Eu respondia que ele estava louco. Só pode. Eu mantinha sempre a cabeça baixa e o olhar arredio porque essa era a minha sentença, pessoal e intransferível. Quanto mais me perguntavam por ele mais eu tinha certeza. Ele era o ser mais insano, mais doido e inconsequente de que eu tinha conhecimento. Não que eu o conhecesse. Nem sei se alguem realmente conhece alguém. Lembrei daquele livro, Ninguém é de Ninguém. De quem? Não sei se li até o final. Pensando bem nem sequer sei se li mesmo. Á vera, ele era aquele livro, grandes parágrafos descritivos que não diziam quase nada do que se acha que é preciso saber. Ele tinha a mania de descrever uma cena dando ênfase para o estado de uma cadeira sob a janela. Depois descrevia a janela, depois a luz vinda da janela. Tudo perfeito, lotado de imobilidade. Era uma cadeira vazia, uma janela vazia, uma luz vazia.
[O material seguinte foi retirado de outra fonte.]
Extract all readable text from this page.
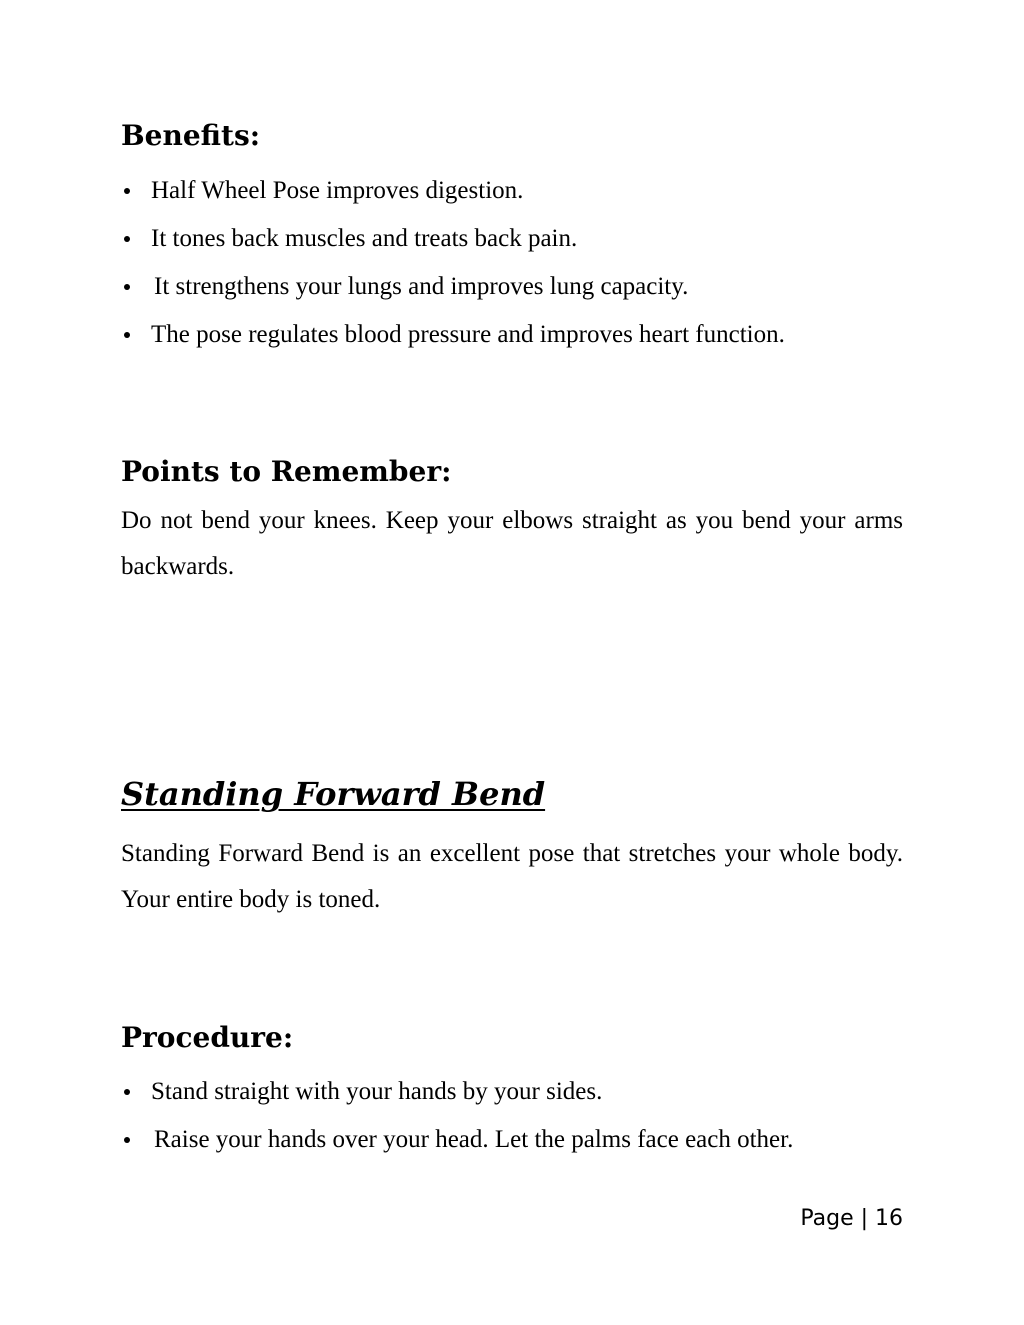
Benefits:
Half Wheel Pose improves digestion.
It tones back muscles and treats back pain.
It strengthens your lungs and improves lung capacity.
The pose regulates blood pressure and improves heart function.
Points to Remember:

Do not bend your knees. Keep your elbows straight as you bend your arms backwards.

Standing Forward Bend

Standing Forward Bend is an excellent pose that stretches your whole body. Your entire body is toned.

Procedure:
Stand straight with your hands by your sides.
Raise your hands over your head. Let the palms face each other.
Page | 16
Uma cena linda e vazia.
Aquele livro… Era ele, pequenas histórias dentro de um drama, cheio de pontos finais onde eu lia interrogações absurdas e tinha vontade de colocar vírgulas, como tenho sempre que leio Saramago. Saramago e sua falta de pontuação me causam falta de ar. Ele, o louco, também. E foi na primeira interrogação dele que eu achei, intuí na verdade, a raíz da loucura. Ele era lindo, mas nem por isso menos louco, louco, louco. Nada a ver com a loucura dos poetas, mas daquelas que acometem pessoas sem eira nem beira, que andam por aí sem nada a perder, sem pensar no que podem ganhar. Nada. Tudo a ver com poetas, pensando bem. Isso me metia medo. Sempre pensava que a loucura dele poderia invadir a minha sanidade, me transformar em andarilha que atiraria minha vida pro alto pra recebê-la aos pedaços, os mais densos, em cima e pra mim. Eu repetia que ele era louco. Ele ria. Eu ficava na vontade.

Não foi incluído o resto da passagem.